A Complex Past and Present

My charge was to respond to the Editor’s Note written by Frank Matthews. The first thing that came into my mind was “Where do I begin?”
It seems to me the relationships between Black women and Black men have always been a bit more complex than the average female-male relationships of other ethnic groups. Considering our history, this is somewhat understandable.
It also has been my observation that Black women are fiercely loyal to Black men — sometimes to their own detriment. For example, many Black women are baffled and hurt, when they see Black men in interracial relationships. They often take it as a personal affront. I don’t think being loyal and supportive of Black men is a “choice” Black women decided to make eons ago, but it’s a feeling that in most cases comes natural. After all, our fathers, brothers and sons are Black, why wouldn’t we want Black men to succeed and be happy?
While unconditional love and support is admirable, Black women still need to hold all Black men — our husbands, sons, colleagues, etc. — accountable. Lowering our expectations of Black men does them and the Black community at large a disservice.
While speaking at the Arkansas Black Student Association conference at Arkansas State University earlier this month, the students participated in a “Battle of the Sexes.” This session, complete with a talk-show format and a host, gave the college students an opportunity to present “real-life” scenarios, primarily having to do with female-male relationships. The gender gap was evident in the room — the Black male college students took up one small side of the auditorium and the women took over the remaining space. While I must say all of the college students — both male and female — were quite respectful of each other’s views — many of the male students’ responses to the women’s questions disturbed me. They often admitted that their sometimes less-than-exemplary behavior was the result of “being able to get away with it,” and added that they know women will “take us back” regardless of their behavior. Many of the young women agreed that this was often the case.
The young men’s comments could be attributed to their youth and or being male, and have nothing to do with their ethnicity. But what is disturbing is the young age at which men and women begin to exhibit behavior that inevitably leads to disrespectful and consequently unsuccessful relationships with each other.

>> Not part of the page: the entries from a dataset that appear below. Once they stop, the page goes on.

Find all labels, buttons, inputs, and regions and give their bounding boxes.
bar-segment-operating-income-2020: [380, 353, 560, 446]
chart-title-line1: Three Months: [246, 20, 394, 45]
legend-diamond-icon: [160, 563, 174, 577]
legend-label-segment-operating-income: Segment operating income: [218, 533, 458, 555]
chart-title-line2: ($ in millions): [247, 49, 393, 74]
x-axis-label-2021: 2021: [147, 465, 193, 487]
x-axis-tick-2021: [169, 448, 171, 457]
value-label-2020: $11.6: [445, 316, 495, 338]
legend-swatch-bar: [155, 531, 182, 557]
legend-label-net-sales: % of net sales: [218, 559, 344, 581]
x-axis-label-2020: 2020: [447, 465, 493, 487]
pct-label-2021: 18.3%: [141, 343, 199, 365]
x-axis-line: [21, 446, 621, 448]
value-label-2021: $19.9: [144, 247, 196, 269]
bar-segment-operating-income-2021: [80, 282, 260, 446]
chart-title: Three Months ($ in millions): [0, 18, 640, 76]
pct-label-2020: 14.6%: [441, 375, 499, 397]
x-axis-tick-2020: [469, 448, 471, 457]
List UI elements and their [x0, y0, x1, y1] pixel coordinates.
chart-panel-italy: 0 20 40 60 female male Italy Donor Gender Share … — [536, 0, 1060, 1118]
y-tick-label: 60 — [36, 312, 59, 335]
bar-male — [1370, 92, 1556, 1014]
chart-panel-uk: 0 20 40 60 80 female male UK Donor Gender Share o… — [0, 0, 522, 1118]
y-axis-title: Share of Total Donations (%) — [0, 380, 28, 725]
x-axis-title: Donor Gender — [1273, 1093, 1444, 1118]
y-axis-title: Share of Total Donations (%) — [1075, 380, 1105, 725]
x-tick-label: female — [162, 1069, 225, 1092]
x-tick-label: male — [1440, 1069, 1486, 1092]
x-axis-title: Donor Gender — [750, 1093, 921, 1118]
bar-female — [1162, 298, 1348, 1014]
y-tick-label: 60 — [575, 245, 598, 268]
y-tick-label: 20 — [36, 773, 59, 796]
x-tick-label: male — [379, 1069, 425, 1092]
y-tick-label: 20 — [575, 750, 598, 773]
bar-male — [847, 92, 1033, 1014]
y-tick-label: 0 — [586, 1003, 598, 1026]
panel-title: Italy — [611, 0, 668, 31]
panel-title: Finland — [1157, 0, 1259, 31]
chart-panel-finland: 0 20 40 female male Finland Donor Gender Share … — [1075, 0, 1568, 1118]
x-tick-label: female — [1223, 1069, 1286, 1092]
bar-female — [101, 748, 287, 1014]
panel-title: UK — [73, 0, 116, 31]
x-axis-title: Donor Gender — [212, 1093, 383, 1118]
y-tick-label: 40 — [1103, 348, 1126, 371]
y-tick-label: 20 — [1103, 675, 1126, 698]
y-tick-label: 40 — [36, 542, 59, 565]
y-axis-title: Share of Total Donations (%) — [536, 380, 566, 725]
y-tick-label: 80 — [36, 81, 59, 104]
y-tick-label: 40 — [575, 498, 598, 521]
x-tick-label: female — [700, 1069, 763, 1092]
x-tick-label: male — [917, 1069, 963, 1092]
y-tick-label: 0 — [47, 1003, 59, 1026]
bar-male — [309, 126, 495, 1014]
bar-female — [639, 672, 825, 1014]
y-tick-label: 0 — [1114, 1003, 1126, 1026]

By and large, Black women have shown great tolerance in their dealings with Black men. Putting up with “it” from men is I think Black women’s subconscious way of apologizing to Black men for the hardships they have endured and continue to experience. We realize that although we’re of the same ethnicity, there are things Black men will experience that we won’t. There are assumptions people make about Black men, which are often negative, that are not made about Black women.
So in response to Frank’s call for an apology and a renewed commitment from Black men, I think it’s safe to say, “We accept your apology.” Nevertheless, Black men should be reminded that, “Actions speak louder than words.”
This is a special edition of Black Issues in which we highlight the contributions of African American women in higher education. Finding the right approach and angle for this edition was not easy as it’s impossible to profile all Black women in higher education in just one edition. Yet, I’m always excited when we highlight the contributions of women, for obvious reasons of course, but seeing women achieve despite the many obstacles we must often overcome, both professional and personal, is always impressive and most of all, inspiring.